O Grupo Prerrogativas, formado por advogados do PT, pediu à Procuradoria-Geral da República que investigue o senador Sérgio Moro, a ex-juíza Gabriela Hardt e o ex-procurador Deltan Dallagnol por ações na operação Lava Jato. A solicitação se baseia em relatórios do Conselho Nacional de Justiça e foi assinada por Antonio Carlos de Almeida Castro, conhecido como Kakay, que já defendeu pessoas acusadas de corrupção. Moro, por meio de sua assessoria, respondeu que o grupo apenas defende criminosos e que as acusações são infundadas. A denúncia aponta que houve irregularidades na administração de valores de acordos de leniência e delação premiada, com parte do dinheiro sendo direcionada a uma fundação privada e a um pequeno grupo de acionistas da Petrobras, o que, segundo o grupo, configura desvio de dinheiro público.
BRASÍLIA – O Grupo Prerrogativas solicitou à Procuradoria-Geral da República uma investigação criminal contra o senador Sérgio Moro, a ex-juíza federal Gabriela Hardt e o ex-procurador da República Deltan Dallagnol. A denúncia se baseia em relatórios do Conselho Nacional de Justiça (CNJ) e alega irregularidades na gestão de valores de acordos de leniência.
O pedido foi assinado por Antonio Carlos de Almeida Castro, conhecido como Kakay, que já defendeu réus da operação Lava Jato.

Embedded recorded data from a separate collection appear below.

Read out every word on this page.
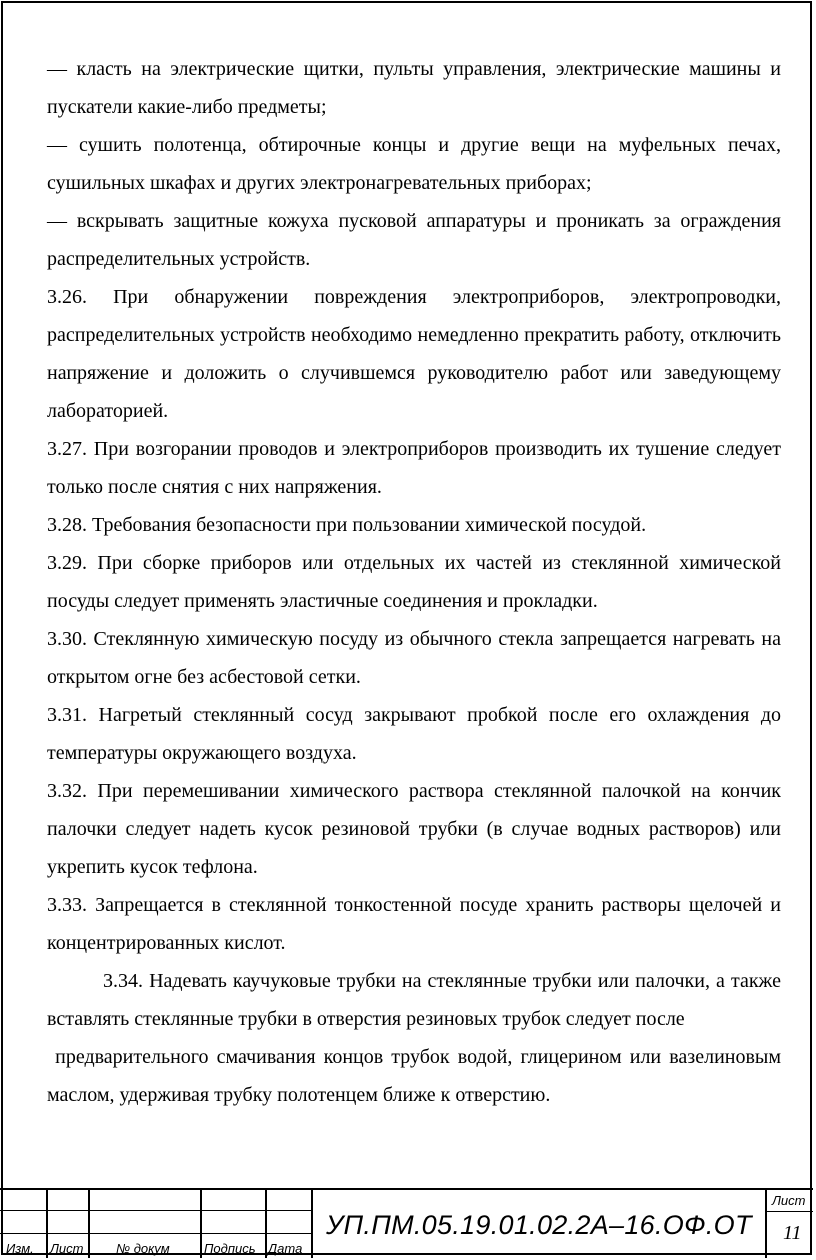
— класть на электрические щитки, пульты управления, электрические машины и пускатели какие-либо предметы;

— сушить полотенца, обтирочные концы и другие вещи на муфельных печах, сушильных шкафах и других электронагревательных приборах;

— вскрывать защитные кожуха пусковой аппаратуры и проникать за ограждения распределительных устройств.

3.26. При обнаружении повреждения электроприборов, электропроводки, распределительных устройств необходимо немедленно прекратить работу, отключить напряжение и доложить о случившемся руководителю работ или заведующему лабораторией.

3.27. При возгорании проводов и электроприборов производить их тушение следует только после снятия с них напряжения.

3.28. Требования безопасности при пользовании химической посудой.

3.29. При сборке приборов или отдельных их частей из стеклянной химической посуды следует применять эластичные соединения и прокладки.

3.30. Стеклянную химическую посуду из обычного стекла запрещается нагревать на открытом огне без асбестовой сетки.

3.31. Нагретый стеклянный сосуд закрывают пробкой после его охлаждения до температуры окружающего воздуха.

3.32. При перемешивании химического раствора стеклянной палочкой на кончик палочки следует надеть кусок резиновой трубки (в случае водных растворов) или укрепить кусок тефлона.

3.33. Запрещается в стеклянной тонкостенной посуде хранить растворы щелочей и концентрированных кислот.

3.34. Надевать каучуковые трубки на стеклянные трубки или палочки, а также вставлять стеклянные трубки в отверстия резиновых трубок следует после

предварительного смачивания концов трубок водой, глицерином или вазелиновым маслом, удерживая трубку полотенцем ближе к отверстию.

Изм. Лист	№ докум	Подпись Дата
УП.ПМ.05.19.01.02.2А–16.ОФ.ОТ
Лист
11
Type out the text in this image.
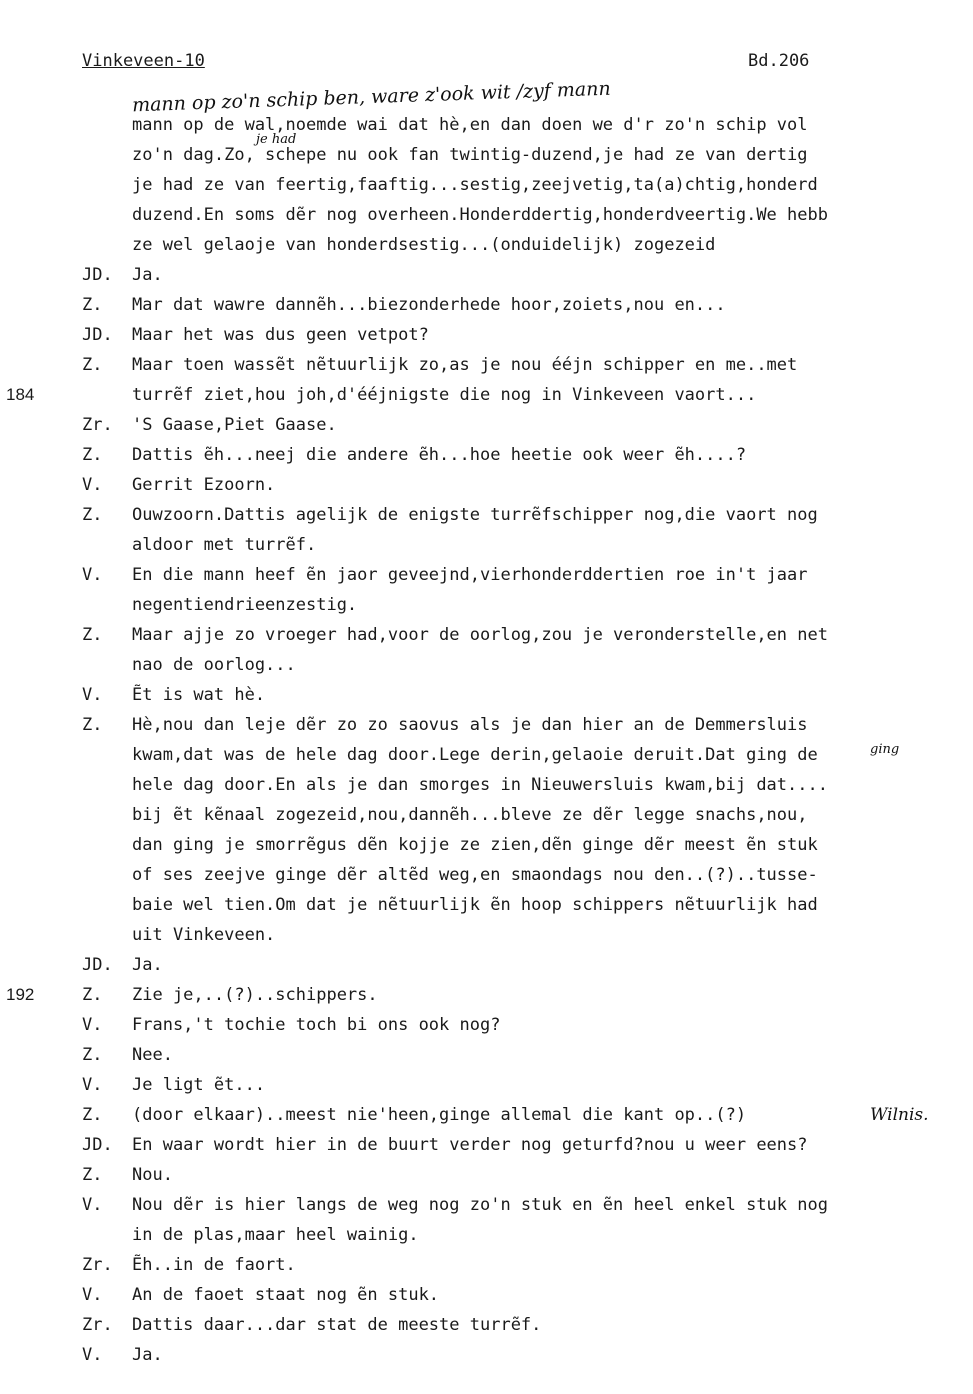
Vinkeveen-10	Bd.206
mann op zo'n schip ben, ware z'ook wit /zyf mann
je had
ging
mann op de wal,noemde wai dat hè,en dan doen we d'r zo'n schip vol
zo'n dag.Zo, schepe nu ook fan twintig-duzend,je had ze van dertig
je had ze van feertig,faaftig...sestig,zeejvetig,ta(a)chtig,honderd
duzend.En soms dẽr nog overheen.Honderddertig,honderdveertig.We hebb
ze wel gelaoje van honderdsestig...(onduidelijk) zogezeid
JD.	Ja.
Z.	Mar dat wawre dannẽh...biezonderhede hoor,zoiets,nou en...
JD.	Maar het was dus geen vetpot?
Z.	Maar toen wassẽt nẽtuurlijk zo,as je nou ééjn schipper en me..met
184	turrẽf ziet,hou joh,d'ééjnigste die nog in Vinkeveen vaort...
Zr.	'S Gaase,Piet Gaase.
Z.	Dattis ẽh...neej die andere ẽh...hoe heetie ook weer ẽh....?
V.	Gerrit Ezoorn.
Z.	Ouwzoorn.Dattis agelijk de enigste turrẽfschipper nog,die vaort nog
aldoor met turrẽf.
V.	En die mann heef ẽn jaor geveejnd,vierhonderddertien roe in't jaar
negentiendrieenzestig.
Z.	Maar ajje zo vroeger had,voor de oorlog,zou je veronderstelle,en net
nao de oorlog...
V.	Ẽt is wat hè.
Z.	Hè,nou dan leje dẽr zo zo saovus als je dan hier an de Demmersluis
kwam,dat was de hele dag door.Lege derin,gelaoie deruit.Dat ging de
hele dag door.En als je dan smorges in Nieuwersluis kwam,bij dat....
bij ẽt kẽnaal zogezeid,nou,dannẽh...bleve ze dẽr legge snachs,nou,
dan ging je smorrẽgus dẽn kojje ze zien,dẽn ginge dẽr meest ẽn stuk
of ses zeejve ginge dẽr altẽd weg,en smaondags nou den..(?)..tusse-
baie wel tien.Om dat je nẽtuurlijk ẽn hoop schippers nẽtuurlijk had
uit Vinkeveen.
JD.	Ja.
192	Z.	Zie je,..(?)..schippers.
V.	Frans,'t tochie toch bi ons ook nog?
Z.	Nee.
V.	Je ligt ẽt...
Z.	(door elkaar)..meest nie'heen,ginge allemal die kant op..(?)	Wilnis.
JD.	En waar wordt hier in de buurt verder nog geturfd?nou u weer eens?
Z.	Nou.
V.	Nou dẽr is hier langs de weg nog zo'n stuk en ẽn heel enkel stuk nog
in de plas,maar heel wainig.
Zr.	Ẽh..in de faort.
V.	An de faoet staat nog ẽn stuk.
Zr.	Dattis daar...dar stat de meeste turrẽf.
V.	Ja.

Segundo o documento, parte dos recursos oriundos de delações premiadas teria sido direcionada a uma fundação privada e beneficiado acionistas minoritários da Petrobras.
O Grupo Prerrogativas considera que essas ações configuram desvio de valores públicos por meio de “engenharia processual fraudulenta”. A denúncia destaca a necessidade de apuração das condutas de Moro, Hardt e Dallagnol no contexto da Lava Jato.
Em resposta, Sérgio Moro afirmou, por meio de sua assessoria, que o Grupo Prerrogativas “só defende bandidos” e que as acusações são “fantasiosas”. A polêmica em torno da Lava Jato continua a gerar divisões políticas e debates acalorados no cenário nacional.